I respectfully disagree with your definition of humankind as defined by a human gives birth to a human,, this flawed definition being the basis of your disproof of evolution results in the invalidation of your argument against evolution. I do hereby consider your definition of humankind to be invalidated by the speciation of humans from a couple of non-human Australopithecus hetero zygotes, who had the same type of chromosome rearrangements formed by the fusion of whole long arms of two acrocentric chromosomes, mating together and reproducing viable as well as fertile offspring with forty-six chromosomes. This first generation of Homo habilis then may have likely incestuously bred with each other and reproduced the next subsequent generation of Homo habilis.
 

TagliatelliMonster

Veteran Member
Disproof of Evolution


How many of these silly threads do you create on average per month?

Was the very first human so different from the modern one that he was no longer a human?


Always hilarious when a creationist comes up with the arrogant title indicating that he is going to disprove a well-established scientific theory like evolution, only to find out IN THE VERY FIRST SENTENCE of the post that he doesn't even understand the basics of the basics of said theory.

There's no such thing as "the very first human".

Evolution is a gradual process that works on populations, not on individuals.
When you would line up all your ancestors, all the way back to single celled eukaryotes about a billion years ago and work your way backwards, there is no "border" there where you would say "this one is a human, the next one is not a human".

Here's a nice illustration that you have probably seen a bazillion times already and ignored every single time:

upload_2021-4-30_16-41-12.png



No, because he was the first Human. In short: he was a human. Conclusion: the evolution of mankind did not happen.


upload_2021-4-30_16-41-53.png


Definition of humankind: a human gives birth to a human. Has Darwin an alternative definition?
If the changes are so severe, that the first human is in no way similar to the modern human, then he is not a human.

1st-grade-level-newsflash: evolution = a gradual process
 

TagliatelliMonster

Veteran Member
Definition of humankind: a human gives birth to a human. Has Darwin an alternative definition?

And tetrapods give birth to tetrapods
And mammals give birth to mammals.
And primates give birth to primates.
And humans indeed give birth to humans.

A human is not going to give birth to a non-human.
A primate is not going to give birth to a non-primate.
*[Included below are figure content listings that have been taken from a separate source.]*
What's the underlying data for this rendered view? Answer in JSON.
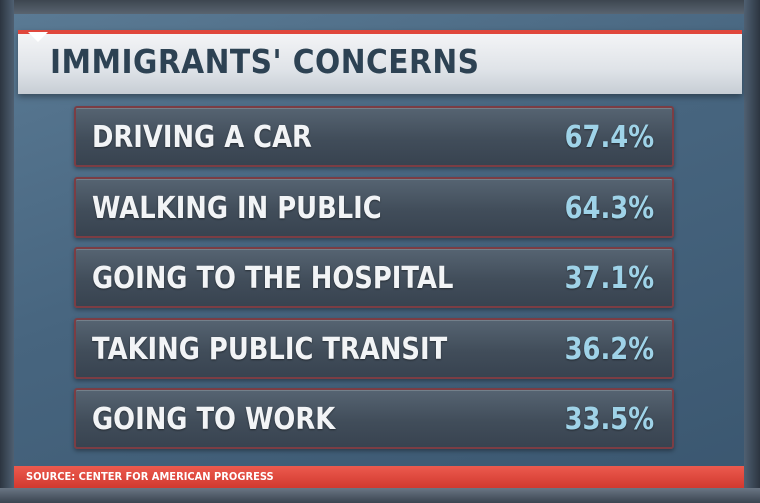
{
  "chart_data": {
    "type": "table",
    "title": "IMMIGRANTS' CONCERNS",
    "categories": [
      "DRIVING A CAR",
      "WALKING IN PUBLIC",
      "GOING TO THE HOSPITAL",
      "TAKING PUBLIC TRANSIT",
      "GOING TO WORK"
    ],
    "values": [
      67.4,
      64.3,
      37.1,
      36.2,
      33.5
    ],
    "rows": [
      {
        "label": "DRIVING A CAR",
        "value": "67.4%"
      },
      {
        "label": "WALKING IN PUBLIC",
        "value": "64.3%"
      },
      {
        "label": "GOING TO THE HOSPITAL",
        "value": "37.1%"
      },
      {
        "label": "TAKING PUBLIC TRANSIT",
        "value": "36.2%"
      },
      {
        "label": "GOING TO WORK",
        "value": "33.5%"
      }
    ],
    "source": "SOURCE: CENTER FOR AMERICAN PROGRESS"
  },
  "colors": {
    "accent": "#e0473c",
    "value_text": "#9fd3e8",
    "title_text": "#2d4253"
  }
}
At no point in history did that ever happen.
Humans are primates, mammals and tetrapods.

It's the law of monofy. Species don't outgrow their ancestry.
All descendants of primates will be primates (or sub-species thereof). Humans are a primate sub-species.
All descendants of humans will be humans (or sub-species thereof).

If you would have the slightest clue of evolutionary biology, you would off course know this.
You would also know this if you would pay the smallest amount of attention possible to the responses you get in your silly threads, as all this has been explained countless of times to you.